Potentials
RynLib has a very flexible system for using potentials. It was written originally to allow for hyper-distributed calling of Entos, but now can work with pretty much any potential, compiled or not.
Installing a Potential
Before we can use a potential, we need to get it into the system and accessible. There are two ways to go about this.
Installing a Prebuilt Potential
One of the big benefits of the container architecture is the portability of what gets built. For many use cases, a potential will already have been created. If that’s the case, we can compress it and get it out of the container on one platform via
rynlib pot export NAME DEST
and then we can install it on a different platform with
rynlib pot import NAME SRC
These are just zip
/unzip
operations so you can certainly also do them by hand if you prefer
Installing a New Potential
If no prebuilt potential exists, we’ll need to add and compile one ourselves. To start, we’ll focus on the adding part. When getting a potential into the container, we use the command
rynlib pot add NAME SRC
NAME is the name we’ll reference the potential by inside RynLib, SRC should be where our potential is stored. Inside SRC, we expect two (maybe three) things
- The source code for the potential (or a precompiled binary to call)
- A config file detailing the configuration of the potential (see the examples)
- Optional: a test file to use as the default when testing the potential (see the section on testing)
Calling a Potential
Once we have a potential installed, RynLib
is able to load it by name. This is done through the PotentialManager
class
pm = PotentialManager()
pot = pm.load_potential("<NAME>")
With the potential loaded, we can call it like
pot(coords, atoms, *parameters)
or if we’ve supplied an arguments
spec, we can use the associated names, like
pot(coords, atoms, **parameters)
Binding arguments
If the same arguments will be used over-and-over, it can be convenient to bind them to the potential. Both the atoms and the parameters can be bound this way. If we choose to do this, we run like so
pot.bind_atoms(atoms)
pot.bind_args(parameters)
pot(coords)
Running a Test
Potentials can also be run using a test config file, the parameters in this one are
config = dict(
atoms= [...], # atom spec
coordinates = [
... # list of coordinate
],
parameters=dict(...), # parameters (experimental support for kwargs)

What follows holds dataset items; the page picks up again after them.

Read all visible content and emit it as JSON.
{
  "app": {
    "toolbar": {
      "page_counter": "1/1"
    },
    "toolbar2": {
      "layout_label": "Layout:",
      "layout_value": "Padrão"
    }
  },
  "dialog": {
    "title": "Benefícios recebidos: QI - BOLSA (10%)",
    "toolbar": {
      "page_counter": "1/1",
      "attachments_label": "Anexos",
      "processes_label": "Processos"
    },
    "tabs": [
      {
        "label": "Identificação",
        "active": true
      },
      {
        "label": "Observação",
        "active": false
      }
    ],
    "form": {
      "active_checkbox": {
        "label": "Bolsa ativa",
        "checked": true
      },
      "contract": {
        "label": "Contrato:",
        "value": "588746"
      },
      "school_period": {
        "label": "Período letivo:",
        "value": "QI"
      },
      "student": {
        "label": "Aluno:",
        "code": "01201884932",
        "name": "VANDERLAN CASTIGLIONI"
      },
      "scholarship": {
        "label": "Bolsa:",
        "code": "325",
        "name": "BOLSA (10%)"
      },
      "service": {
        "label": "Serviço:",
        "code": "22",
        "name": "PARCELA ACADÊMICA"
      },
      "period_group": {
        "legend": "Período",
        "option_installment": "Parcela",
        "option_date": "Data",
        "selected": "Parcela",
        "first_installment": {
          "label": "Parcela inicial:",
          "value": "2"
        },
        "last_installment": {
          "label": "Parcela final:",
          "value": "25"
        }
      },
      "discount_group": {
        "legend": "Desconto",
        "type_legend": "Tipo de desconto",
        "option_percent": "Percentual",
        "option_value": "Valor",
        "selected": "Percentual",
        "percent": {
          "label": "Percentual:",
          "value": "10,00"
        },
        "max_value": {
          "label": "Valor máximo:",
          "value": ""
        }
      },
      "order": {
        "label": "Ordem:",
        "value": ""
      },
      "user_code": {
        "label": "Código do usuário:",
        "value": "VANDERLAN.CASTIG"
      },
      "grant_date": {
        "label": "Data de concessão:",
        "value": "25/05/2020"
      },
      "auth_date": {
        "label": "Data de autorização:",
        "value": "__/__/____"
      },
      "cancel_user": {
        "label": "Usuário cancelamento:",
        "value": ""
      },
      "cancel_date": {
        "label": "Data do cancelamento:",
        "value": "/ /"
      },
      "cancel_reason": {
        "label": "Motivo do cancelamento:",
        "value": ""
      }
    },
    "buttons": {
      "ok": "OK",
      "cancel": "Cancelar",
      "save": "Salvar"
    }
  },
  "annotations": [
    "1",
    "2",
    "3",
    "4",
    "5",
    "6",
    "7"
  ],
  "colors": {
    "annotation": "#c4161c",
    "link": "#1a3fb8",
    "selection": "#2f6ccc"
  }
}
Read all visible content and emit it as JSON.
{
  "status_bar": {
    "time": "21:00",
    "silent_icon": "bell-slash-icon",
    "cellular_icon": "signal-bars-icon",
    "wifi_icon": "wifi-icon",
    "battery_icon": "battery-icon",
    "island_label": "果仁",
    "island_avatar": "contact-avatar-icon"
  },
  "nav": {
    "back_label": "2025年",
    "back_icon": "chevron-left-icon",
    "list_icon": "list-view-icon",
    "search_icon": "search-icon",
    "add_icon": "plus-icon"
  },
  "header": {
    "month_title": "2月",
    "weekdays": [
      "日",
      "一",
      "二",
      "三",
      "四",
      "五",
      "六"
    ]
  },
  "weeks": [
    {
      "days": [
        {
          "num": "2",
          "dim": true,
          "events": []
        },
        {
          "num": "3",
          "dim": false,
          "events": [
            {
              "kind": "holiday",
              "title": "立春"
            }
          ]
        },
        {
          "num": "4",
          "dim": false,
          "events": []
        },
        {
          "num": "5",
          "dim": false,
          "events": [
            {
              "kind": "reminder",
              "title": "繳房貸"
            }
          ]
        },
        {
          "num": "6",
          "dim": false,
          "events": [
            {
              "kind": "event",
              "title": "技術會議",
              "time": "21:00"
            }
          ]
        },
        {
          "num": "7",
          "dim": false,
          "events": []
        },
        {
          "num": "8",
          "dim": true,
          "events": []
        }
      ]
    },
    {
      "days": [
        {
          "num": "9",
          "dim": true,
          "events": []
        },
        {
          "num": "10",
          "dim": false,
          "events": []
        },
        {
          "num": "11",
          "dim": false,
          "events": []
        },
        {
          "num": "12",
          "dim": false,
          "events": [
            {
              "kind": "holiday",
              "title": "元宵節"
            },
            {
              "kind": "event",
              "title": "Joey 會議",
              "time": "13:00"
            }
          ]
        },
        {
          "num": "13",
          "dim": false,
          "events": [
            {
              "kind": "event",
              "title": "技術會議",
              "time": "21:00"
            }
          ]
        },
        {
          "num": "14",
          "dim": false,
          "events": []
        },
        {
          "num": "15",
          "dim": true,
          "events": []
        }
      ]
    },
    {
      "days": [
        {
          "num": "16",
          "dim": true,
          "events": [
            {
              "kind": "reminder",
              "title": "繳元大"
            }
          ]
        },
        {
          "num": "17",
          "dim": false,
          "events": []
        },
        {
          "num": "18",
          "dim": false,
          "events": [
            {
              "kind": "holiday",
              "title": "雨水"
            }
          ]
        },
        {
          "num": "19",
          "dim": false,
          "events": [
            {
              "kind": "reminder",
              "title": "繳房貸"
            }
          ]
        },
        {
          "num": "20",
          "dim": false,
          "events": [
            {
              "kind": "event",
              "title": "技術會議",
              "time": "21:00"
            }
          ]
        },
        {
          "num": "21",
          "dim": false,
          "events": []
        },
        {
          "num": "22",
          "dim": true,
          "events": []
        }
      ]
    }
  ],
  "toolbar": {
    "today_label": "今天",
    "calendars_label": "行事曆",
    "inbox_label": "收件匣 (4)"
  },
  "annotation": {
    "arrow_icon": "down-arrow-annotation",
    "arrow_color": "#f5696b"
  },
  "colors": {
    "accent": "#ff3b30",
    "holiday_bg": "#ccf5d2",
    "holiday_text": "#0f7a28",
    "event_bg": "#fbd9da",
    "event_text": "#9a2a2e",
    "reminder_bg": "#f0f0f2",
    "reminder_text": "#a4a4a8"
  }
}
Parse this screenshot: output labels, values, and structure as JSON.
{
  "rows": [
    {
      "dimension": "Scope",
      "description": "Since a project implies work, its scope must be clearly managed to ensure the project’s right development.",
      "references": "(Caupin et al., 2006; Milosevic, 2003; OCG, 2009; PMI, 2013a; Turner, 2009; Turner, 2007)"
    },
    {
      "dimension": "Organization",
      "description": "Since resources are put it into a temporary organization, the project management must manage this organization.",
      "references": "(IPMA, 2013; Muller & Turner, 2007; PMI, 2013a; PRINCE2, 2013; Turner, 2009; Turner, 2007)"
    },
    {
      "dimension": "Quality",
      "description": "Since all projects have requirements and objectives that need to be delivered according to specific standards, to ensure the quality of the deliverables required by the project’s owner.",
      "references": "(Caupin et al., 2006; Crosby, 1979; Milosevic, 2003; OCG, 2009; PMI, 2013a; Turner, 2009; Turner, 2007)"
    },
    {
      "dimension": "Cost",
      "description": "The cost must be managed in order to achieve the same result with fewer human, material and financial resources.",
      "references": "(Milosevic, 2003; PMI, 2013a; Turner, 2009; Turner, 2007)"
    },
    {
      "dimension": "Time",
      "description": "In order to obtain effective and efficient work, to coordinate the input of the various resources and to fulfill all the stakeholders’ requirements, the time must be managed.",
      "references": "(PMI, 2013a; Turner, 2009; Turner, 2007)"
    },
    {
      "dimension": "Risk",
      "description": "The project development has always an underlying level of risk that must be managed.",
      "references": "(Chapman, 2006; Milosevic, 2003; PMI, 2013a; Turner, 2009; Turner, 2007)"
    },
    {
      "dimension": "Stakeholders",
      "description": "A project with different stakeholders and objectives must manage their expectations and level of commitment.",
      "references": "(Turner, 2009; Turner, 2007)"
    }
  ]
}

walkers_per_core=..., # when testing with MPI/threading, how many configurations to put on each core
steps_per_propagation=..., # when testing with MPI/threading, how many steps to propagate the configurations forward
random_seed=..., # when testing with MPI/threading, the random seed for the displacement, for reproducibility
)
Then when we call this, we use
rynlib [-n MPI_JOBS] pot test[-mpi] NAME --input=</container/path/to/test.py>
Compiling a Potential
The hardest part of working with potentials in RynLib is figuring out how to get them to compile. I’ve built out tooling to make this process easier, but I don’t have a way to make it automatic (and such a thing literally cannot exist).
To help make this easier, I’ve detailed the many ways a potential can be compiled. I recommend initially skipping this section and going to the discussion of the automatic wrapper, since that should serve for 90% of cases.
Directly Compiling the Potential
Since we need to call the potential inside the container environment, we need a way to compile the potential inside the container.
As an example, let’s imagine we want to work with a harmonic oscillator. Maybe we have the source as HarmonicOscillator.cpp
double HarmonicOscillator(std::vector<std::vector<double> > coords, std::vector<std::string> atoms, double force_constant, double re) {
// compute HO from coords, force_constant, and re
...
return pot;
}
We need to decide how we want this to compile, which we set up by either creating a Makefile
or a file called build.sh
.
Inside the container one or other other of these will be called, with make
being prioritized.
By default, the code expects that this will make a library called libHarmonicOscillator.so
, but if this isn’t the case we can specify the name in our configuration file.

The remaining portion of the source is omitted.